Mr. Kashmere (from John A)
Mr. Kashmere is one of our middle school teachers. There had been a merger of two schools, and everything had changed: administration, policies, procedures... and technology. One of the new technologies they had picked up as a small school was Google Apps, including Gmail.

When I heard that Mr. Kashmere was having trouble getting new e-mail, I was curious, and figured I should go have a look at what the problem was.

It was true. His Gmail inbox was not automatically refreshing. His solution? Shut down the entire computer, and turn it back on again.

I had the pleasure of introducing Mr. Kashmere to Mr. Refresh Button.

 

Important Government Assignments (from Pete)
Our helpdesk services about thirty different remote offices, most of which are sales branches that are staffed by as little as a single sales rep. Not too long ago, one of these one-man-shops called up with an urgent problem that resulted in him overnighting his laptop computer to us.

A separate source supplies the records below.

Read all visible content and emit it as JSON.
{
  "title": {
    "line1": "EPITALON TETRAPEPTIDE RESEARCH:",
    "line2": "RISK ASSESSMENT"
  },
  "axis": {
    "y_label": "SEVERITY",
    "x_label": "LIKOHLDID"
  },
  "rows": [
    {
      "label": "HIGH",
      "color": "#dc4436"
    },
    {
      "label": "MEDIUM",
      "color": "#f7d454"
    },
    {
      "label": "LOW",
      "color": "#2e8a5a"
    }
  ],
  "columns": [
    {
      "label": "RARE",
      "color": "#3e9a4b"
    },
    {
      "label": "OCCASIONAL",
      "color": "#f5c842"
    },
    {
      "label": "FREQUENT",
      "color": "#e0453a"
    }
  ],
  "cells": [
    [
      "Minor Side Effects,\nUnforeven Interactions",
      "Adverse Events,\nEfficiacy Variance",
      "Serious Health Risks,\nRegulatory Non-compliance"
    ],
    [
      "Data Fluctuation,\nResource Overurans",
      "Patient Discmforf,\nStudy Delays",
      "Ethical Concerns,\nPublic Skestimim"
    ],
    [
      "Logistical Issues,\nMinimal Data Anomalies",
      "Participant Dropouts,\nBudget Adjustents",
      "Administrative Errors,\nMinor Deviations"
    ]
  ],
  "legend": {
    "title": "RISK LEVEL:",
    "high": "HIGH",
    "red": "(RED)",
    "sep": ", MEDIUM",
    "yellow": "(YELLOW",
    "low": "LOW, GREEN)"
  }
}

We may have been able to fix it remotely, but based on the call, it sounded like the machine could use a re-imaging. The sales rep requested that we overnight it back, as he was in a bit of a rush and had some important government assignments pending.

When I started it up, I expected to find a dozen or so malware toolbars and a handful of Trojans and viruses. But what I didn’t expect was a massive pornography collection. Not just the random temporary image here and there, but a solid sixty gigabytes of images, videos, and who-knows-what... all on a company-owned computer.

Far be it for me to be the porn police, I followed the “retain user data” policy on laptop re-imaging.

But instead of putting his porn collection where it was before, I created a folder in the middle of the desktop named “Important Government Assignments” and moved all the porn into there.

The next day I got a message that, in the future, that office would be handling its own computer problems.

 

The Damaged Laptop (from Mark B)
When questioned, the user of this laptop claimed that his cat had been playing with it...

 

The 10 Key (from Steve M)
Years ago, I worked for a large manufacturing company and was responsible for the software used by the plant’s quality department. This was a 24/7 operation, so I would get calls in the middle of the night from computer room techs when the software had problems.

One night, the techs called up and said that the woman on the manufacturing floor had tried everything — even hit the 10 key but things were not working right. This was in the good old DOS days so I know that we had some resident programs running that were tied to the F10 key, so I did not think much of this.

When I got in the next morning to look over the issue, I got the full explanation: the 10 key that the operator was referring to was the power switch labeled with a 1 and a 0.